Le repas du soir s’achevait dans le réfectoire. Le vacarme produit par deux cents jeunes gens occupés à manger couvrait tout, dans un brouhaha incompréhensible.

Assis à côté de Charles, je gardais la tête plongée dans mon assiette. J’étais épuisé, par le rythme des cours et par la vie de l’école. Mes nuits, bien trop courtes, s’enchaînaient avec des journées beaucoup trop longues. Pris dans le tumulte de ces premiers mois, je n’avais pu revoir Mme de T. J’avais toutefois pris soin de lui envoyer des lettres aussi souvent que je le pouvais : je ne voulais pas risquer de voir Hans m’attendre devant la porte de ma chambrée, son infâme sourire sur le visage, prêt à me faire passer un sale quart d’heure pour avoir manqué de respect à sa maîtresse !

Le souvenir de notre après-midi restait toutefois bien présent à mon esprit. Je songeais à ses conseils chaque fois que je revoyais le professeur Descart et prenais soin de graver dans ma mémoire chacune de ses remarques, la plus anodine de ses paroles, pour prendre le temps de les analyser une fois de nouveau seul.


Un cri, proche d’un hurlement, fit s’arrêter toutes les conversations.

Ce son, nous le reconnaissions. Il annonçait le début d’une nouvelle séance d’intégration et rythmait nos journées depuis deux mois. Nous pouvions parfois rester tranquilles plusieurs jours de suite, puis il pouvait résonner à nouveau chaque soir toute une semaine durant.

Les cérémonies étaient variées. On avait traversé des couloirs, au milieu d’une double rangée d’anciens qui nous huaient et nous insultaient. Nous avions été victimes de bousculades violentes et inattendues dans des escaliers ou à la sortie d’une salle de classe, au risque parfois de nous rompre le cou.
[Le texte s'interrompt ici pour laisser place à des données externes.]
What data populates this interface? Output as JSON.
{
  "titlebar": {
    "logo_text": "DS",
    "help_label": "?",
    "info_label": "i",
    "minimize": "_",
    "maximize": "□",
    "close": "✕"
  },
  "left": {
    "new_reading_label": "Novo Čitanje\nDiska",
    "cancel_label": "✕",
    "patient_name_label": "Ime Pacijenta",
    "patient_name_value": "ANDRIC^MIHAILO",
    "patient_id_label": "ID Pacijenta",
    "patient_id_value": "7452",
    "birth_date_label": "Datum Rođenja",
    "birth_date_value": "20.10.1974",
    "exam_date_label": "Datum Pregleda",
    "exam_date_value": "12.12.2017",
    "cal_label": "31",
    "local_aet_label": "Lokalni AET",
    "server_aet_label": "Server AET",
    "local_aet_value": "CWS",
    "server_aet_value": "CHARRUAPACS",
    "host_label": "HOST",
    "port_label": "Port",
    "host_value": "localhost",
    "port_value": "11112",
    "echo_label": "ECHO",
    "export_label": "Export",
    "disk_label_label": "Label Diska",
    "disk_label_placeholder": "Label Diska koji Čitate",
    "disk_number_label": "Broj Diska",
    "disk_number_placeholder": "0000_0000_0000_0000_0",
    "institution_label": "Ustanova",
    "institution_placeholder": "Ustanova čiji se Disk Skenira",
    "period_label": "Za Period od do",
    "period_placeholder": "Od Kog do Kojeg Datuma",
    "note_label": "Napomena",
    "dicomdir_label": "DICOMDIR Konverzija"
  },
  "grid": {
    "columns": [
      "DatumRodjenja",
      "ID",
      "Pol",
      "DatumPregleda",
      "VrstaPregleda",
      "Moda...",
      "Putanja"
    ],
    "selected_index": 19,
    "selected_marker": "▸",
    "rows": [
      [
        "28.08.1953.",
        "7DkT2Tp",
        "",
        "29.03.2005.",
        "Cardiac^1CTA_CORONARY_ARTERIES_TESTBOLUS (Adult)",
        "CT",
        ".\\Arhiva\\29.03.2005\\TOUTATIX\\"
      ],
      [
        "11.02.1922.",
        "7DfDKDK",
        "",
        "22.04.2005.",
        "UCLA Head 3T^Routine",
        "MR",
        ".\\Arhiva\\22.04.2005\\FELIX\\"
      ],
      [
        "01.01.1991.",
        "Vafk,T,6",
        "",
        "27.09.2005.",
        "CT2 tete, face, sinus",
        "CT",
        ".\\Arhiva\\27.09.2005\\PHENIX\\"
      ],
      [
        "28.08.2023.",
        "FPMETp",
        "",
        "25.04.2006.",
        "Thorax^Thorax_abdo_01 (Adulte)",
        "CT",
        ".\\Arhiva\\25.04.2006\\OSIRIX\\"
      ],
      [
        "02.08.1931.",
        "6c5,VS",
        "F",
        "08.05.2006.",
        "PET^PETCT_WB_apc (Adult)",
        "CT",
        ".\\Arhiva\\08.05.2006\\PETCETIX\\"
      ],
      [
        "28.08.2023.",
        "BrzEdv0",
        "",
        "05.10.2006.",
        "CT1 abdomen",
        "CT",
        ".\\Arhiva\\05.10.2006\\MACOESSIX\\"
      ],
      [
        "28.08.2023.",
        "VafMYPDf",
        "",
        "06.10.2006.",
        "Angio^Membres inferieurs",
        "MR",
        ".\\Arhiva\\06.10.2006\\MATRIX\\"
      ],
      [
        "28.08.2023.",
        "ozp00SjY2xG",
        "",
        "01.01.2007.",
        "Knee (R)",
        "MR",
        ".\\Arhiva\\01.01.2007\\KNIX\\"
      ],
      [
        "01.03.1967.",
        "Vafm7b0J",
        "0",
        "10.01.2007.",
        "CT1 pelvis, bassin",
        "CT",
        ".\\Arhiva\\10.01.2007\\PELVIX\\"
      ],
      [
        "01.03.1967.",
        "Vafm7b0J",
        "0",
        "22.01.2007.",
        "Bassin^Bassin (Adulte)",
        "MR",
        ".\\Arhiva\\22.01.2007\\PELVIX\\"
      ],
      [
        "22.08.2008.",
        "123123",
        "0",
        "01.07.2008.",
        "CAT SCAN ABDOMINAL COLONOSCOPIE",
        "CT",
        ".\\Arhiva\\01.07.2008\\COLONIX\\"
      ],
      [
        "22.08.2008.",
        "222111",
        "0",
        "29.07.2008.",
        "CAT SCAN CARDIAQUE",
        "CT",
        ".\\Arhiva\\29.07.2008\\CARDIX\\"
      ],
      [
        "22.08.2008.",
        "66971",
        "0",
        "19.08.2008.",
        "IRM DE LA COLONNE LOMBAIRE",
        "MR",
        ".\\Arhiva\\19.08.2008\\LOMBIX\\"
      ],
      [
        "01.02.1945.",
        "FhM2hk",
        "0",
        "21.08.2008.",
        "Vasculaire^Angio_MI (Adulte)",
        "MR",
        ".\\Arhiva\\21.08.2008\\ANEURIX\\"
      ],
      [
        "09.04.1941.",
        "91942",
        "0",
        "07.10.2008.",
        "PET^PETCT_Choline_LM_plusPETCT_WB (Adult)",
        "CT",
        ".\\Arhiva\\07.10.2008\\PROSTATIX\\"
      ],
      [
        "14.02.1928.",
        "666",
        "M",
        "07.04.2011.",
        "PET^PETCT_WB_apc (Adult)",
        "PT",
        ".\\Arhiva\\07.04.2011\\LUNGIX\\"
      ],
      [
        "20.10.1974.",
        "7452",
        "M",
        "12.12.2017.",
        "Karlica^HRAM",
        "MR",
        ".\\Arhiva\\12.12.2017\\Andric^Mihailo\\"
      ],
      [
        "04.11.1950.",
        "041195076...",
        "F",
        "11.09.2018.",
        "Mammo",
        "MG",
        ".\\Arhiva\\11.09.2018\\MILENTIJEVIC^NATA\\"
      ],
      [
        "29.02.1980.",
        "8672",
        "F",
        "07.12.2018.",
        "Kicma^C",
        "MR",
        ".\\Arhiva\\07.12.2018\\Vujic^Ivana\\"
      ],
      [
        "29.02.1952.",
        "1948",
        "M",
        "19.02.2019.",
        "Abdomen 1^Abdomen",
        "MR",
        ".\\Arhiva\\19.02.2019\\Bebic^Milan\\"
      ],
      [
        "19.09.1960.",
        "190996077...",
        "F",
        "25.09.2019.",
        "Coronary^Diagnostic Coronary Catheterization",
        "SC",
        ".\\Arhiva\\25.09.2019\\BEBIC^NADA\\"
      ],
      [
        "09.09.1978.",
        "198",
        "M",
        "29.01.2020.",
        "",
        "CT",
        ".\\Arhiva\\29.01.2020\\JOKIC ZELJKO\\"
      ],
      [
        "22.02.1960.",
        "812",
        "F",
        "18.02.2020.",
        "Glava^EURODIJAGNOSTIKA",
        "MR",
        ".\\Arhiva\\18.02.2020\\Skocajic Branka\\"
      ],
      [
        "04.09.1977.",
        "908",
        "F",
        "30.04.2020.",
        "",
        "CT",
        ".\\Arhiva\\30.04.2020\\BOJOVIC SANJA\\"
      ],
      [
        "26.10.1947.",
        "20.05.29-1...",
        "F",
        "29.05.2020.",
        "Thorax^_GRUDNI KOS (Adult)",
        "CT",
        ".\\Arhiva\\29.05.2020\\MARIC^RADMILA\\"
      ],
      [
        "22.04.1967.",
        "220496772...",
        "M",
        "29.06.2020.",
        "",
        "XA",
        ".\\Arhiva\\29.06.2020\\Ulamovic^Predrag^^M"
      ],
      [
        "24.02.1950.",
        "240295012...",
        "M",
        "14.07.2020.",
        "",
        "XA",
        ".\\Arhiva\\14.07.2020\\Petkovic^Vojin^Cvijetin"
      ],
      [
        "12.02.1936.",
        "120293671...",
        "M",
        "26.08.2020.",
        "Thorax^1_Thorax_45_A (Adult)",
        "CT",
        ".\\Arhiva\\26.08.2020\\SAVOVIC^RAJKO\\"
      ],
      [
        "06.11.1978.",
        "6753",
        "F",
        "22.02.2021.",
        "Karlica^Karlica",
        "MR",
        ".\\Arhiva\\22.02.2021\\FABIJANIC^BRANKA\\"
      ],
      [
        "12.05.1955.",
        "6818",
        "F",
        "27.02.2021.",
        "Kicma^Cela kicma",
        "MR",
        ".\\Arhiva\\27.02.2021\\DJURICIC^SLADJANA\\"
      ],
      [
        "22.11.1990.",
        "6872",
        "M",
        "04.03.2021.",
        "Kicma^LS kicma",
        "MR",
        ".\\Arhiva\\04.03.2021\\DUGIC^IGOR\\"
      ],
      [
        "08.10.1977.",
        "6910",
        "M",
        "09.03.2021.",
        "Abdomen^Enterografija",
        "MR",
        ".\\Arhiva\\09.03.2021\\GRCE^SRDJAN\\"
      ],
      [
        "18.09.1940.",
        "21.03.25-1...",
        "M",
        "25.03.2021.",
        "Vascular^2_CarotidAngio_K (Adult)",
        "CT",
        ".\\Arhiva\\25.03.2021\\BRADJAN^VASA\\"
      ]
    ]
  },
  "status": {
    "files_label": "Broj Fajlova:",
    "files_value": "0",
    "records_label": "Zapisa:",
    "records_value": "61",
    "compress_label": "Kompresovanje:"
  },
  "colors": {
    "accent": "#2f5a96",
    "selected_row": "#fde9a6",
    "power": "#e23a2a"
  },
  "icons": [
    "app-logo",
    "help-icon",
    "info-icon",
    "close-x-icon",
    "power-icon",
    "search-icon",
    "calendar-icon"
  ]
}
Une fois, nos effets avaient été cachés avec soin, et nous avions tous dû nous présenter en cours en habits civils pendant une journée entière. Ce qui nous avait valu une somme de punitions de la part de nos professeurs jamais égalée. Nous avions fini par retrouver nos affaires, accrochées aux toits des maisons avoisinantes, battus par la pluie et tachés de la crasse de Paris.

La semaine passée, des anciens avaient fait irruption à la fin d’un cours de mathématiques. Ils nous avaient posé des questions scientifiques sans queue ni tête auxquelles il était impossible de répondre. Nous devions tour à tour monter sur l’estrade, et chaque erreur nous voyait peinturlurés de rouge. La totalité de la classe avait fini écarlate, sous les cris de joie de nos tourmenteurs.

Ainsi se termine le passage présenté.